Questions could for example look something like this:
- Give me episodes about Africa.
- Can you give me episodes about the 19th Century?
- Can you tell me more about the great smog of London?
- Can you add Episode GAG234 to my listening queue?
- Add all items to listening queue
For a demo, see here: https://www.youtube.com/watch?v=hyoEp0OfEq4
Very rarely, there might be an issue with displaying the answer. In this case, restart the application and reformulate the question to get a different result and a proper display.
If a user would wish to configure another podcasts, they need to append to the currently used GAG_181123.csv. The user should create an .xlsx of shape:
Point(not used);Name;Link;Description;Embedding. The embeddings can be left blank first.

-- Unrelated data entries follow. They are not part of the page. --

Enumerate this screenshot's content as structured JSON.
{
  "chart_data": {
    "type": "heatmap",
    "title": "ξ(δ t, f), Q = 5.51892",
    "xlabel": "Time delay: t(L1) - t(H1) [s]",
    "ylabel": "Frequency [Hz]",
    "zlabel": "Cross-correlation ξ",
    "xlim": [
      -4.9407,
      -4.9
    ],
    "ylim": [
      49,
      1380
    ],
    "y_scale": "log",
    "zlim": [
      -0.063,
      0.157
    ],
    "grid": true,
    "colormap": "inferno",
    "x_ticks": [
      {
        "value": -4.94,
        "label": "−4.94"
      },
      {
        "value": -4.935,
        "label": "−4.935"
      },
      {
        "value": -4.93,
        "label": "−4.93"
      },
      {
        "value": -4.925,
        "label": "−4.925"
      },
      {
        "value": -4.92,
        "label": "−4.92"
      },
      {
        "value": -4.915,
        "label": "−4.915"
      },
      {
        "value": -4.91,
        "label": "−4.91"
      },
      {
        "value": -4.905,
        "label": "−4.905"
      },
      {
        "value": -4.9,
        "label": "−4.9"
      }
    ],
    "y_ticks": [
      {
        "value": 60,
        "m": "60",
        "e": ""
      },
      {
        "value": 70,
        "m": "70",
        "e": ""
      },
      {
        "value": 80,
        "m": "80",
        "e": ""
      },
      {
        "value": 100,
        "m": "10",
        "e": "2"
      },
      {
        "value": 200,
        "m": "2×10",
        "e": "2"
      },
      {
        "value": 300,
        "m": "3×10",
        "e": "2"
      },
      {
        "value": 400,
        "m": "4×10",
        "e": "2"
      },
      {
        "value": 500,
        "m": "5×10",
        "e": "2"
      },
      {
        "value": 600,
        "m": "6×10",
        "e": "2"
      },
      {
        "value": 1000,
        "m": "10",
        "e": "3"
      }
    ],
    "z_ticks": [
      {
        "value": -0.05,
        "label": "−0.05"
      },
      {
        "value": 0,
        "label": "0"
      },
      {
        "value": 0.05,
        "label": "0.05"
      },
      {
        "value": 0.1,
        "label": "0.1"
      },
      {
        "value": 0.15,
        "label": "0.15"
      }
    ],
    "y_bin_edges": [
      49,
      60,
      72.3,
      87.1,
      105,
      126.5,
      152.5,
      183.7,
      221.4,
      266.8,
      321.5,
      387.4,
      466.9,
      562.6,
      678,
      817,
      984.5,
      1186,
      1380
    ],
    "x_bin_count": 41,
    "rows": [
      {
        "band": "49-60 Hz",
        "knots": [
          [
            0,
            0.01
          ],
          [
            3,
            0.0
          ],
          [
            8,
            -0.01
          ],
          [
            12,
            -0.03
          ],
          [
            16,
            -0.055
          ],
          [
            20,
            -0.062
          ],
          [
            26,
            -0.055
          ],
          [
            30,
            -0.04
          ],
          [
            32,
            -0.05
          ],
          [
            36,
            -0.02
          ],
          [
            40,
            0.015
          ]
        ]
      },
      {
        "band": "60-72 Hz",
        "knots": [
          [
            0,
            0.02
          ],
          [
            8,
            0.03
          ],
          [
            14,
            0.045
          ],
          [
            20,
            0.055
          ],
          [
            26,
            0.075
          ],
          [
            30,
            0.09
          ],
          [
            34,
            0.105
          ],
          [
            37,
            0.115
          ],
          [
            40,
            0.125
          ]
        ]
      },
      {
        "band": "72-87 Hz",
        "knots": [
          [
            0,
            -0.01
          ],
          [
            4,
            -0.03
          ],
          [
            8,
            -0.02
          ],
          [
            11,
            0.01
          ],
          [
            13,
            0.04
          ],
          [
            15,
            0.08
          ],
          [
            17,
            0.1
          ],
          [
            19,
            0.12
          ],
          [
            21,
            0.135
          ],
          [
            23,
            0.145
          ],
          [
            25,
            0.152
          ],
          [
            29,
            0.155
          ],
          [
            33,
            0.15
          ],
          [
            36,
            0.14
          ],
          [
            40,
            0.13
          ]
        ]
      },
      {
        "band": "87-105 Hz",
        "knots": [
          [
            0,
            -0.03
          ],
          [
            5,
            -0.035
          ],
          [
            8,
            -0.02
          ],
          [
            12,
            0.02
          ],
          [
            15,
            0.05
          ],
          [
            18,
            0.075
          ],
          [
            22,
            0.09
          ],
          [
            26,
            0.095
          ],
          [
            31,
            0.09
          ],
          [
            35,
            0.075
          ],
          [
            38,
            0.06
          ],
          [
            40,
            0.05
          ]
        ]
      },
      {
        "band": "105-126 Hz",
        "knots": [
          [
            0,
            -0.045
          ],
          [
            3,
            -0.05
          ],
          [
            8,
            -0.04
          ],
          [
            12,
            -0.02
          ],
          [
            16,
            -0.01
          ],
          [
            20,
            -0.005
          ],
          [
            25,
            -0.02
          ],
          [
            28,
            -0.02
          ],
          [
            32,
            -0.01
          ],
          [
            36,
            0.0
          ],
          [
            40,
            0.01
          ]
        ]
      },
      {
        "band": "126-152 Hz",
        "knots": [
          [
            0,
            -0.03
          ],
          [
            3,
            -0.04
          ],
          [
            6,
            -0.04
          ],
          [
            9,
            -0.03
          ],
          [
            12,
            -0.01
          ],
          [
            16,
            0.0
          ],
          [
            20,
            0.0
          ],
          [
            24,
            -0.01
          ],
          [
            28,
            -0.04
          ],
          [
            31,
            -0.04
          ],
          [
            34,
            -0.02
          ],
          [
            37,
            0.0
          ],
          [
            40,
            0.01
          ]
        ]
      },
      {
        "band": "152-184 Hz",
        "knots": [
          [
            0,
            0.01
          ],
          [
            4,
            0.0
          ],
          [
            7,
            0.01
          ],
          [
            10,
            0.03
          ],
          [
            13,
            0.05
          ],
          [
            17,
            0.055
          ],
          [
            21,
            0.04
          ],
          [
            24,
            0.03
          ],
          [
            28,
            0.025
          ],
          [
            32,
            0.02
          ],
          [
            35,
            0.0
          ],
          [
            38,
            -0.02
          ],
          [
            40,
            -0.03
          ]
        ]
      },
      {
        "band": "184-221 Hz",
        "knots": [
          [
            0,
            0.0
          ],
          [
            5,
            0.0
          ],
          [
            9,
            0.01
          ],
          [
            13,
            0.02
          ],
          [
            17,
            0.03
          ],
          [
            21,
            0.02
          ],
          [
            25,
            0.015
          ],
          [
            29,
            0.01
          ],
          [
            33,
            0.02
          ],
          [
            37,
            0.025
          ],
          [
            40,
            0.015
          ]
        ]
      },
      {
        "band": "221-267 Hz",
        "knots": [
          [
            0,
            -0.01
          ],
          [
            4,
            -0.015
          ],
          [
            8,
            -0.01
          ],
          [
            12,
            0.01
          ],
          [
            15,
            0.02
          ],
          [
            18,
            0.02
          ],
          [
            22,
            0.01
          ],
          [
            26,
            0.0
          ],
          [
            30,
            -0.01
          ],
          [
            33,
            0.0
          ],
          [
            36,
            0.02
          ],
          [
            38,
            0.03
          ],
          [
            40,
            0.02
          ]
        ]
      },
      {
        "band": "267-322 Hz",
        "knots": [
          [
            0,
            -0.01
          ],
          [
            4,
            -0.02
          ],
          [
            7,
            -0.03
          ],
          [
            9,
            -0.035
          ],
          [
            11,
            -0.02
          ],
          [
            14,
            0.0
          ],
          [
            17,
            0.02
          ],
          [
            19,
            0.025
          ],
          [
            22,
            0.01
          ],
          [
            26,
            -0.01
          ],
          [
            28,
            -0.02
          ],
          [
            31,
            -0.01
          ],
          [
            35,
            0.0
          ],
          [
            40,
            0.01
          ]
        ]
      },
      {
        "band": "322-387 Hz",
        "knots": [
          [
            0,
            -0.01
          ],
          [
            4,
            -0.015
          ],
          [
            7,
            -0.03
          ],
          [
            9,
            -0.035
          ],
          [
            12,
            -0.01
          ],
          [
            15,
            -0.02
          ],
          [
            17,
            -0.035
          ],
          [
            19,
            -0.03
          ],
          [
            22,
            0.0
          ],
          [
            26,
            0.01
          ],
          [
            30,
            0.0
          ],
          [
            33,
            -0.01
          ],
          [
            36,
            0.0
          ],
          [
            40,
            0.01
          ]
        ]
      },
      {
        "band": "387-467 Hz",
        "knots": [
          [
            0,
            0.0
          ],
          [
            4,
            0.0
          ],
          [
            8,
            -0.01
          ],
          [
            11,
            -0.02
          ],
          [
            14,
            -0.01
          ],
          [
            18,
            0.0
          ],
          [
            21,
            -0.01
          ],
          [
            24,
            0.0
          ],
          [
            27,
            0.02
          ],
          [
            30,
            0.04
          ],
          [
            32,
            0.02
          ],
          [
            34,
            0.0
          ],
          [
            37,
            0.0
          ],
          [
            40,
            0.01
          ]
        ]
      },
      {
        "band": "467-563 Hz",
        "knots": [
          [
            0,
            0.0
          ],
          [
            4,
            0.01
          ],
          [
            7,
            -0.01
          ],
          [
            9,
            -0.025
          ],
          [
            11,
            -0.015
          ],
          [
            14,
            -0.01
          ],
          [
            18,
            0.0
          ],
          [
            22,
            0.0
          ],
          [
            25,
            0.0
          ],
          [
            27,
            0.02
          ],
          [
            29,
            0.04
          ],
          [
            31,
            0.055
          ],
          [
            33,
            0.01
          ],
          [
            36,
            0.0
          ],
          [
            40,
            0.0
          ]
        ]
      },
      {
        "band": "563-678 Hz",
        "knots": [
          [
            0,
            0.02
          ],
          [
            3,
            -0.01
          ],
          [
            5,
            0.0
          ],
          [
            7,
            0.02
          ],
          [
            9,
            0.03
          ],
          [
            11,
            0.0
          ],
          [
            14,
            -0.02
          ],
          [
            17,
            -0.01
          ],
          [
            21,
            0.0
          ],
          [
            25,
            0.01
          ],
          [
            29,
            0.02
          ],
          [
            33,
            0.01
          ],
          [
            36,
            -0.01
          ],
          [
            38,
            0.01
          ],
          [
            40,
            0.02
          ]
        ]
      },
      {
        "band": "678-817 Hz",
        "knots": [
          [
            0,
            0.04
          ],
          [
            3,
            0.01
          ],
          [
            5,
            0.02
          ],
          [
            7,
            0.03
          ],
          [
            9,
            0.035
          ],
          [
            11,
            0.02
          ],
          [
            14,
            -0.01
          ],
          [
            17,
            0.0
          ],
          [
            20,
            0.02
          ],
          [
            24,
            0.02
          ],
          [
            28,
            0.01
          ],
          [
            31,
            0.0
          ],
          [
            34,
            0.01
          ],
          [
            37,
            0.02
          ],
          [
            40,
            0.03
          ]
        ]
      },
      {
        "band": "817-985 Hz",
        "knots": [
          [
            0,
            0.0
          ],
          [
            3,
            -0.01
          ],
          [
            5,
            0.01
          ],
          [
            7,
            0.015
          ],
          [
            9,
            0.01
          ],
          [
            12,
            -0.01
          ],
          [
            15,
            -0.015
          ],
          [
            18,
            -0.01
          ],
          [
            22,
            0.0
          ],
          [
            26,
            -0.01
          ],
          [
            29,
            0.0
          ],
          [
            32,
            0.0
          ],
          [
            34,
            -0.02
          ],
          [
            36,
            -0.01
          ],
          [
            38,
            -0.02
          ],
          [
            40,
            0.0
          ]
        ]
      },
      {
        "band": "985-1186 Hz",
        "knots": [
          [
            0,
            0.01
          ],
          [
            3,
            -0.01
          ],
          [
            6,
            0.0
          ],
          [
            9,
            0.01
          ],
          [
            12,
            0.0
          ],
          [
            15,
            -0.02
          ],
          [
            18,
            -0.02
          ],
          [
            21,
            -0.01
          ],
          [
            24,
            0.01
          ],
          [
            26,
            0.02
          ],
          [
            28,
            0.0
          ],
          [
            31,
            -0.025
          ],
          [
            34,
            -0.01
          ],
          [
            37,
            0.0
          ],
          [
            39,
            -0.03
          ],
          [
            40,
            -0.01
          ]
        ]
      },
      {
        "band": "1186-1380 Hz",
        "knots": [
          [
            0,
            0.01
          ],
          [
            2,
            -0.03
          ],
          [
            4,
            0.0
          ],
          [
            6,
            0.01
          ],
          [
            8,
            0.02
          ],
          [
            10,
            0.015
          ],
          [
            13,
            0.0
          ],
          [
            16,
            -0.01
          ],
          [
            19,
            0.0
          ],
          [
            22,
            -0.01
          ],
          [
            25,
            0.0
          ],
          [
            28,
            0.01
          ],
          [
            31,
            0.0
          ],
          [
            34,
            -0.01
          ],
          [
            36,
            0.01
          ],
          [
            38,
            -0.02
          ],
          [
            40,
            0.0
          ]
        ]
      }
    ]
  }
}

Then the user runs the project "CreateDataEmbeddings" to create the embeddings based on the episode descriptions of the given podcasts. Embedding Vectors will be added to the .xlsx file.
The file can than be converted to .csv and appended to the current file, which acts as a substitute for a database backing.
The following things would be cool to implement to make the application more useful:
- A database backing (instead of a CSV file), that could also be persisted per user to keep the listening queue (or enable sending of the listening queue per email)
- With a database backing, the proper approach for memory store could be used for the embeddings, and then query the podcast directly from memory.
- Make a drag and drop field where a csv without embeddings could be dropped, embeddings calculated and then the podcast episodes would be available for query. This could also work for mixing multiple podcasts, which might be cool.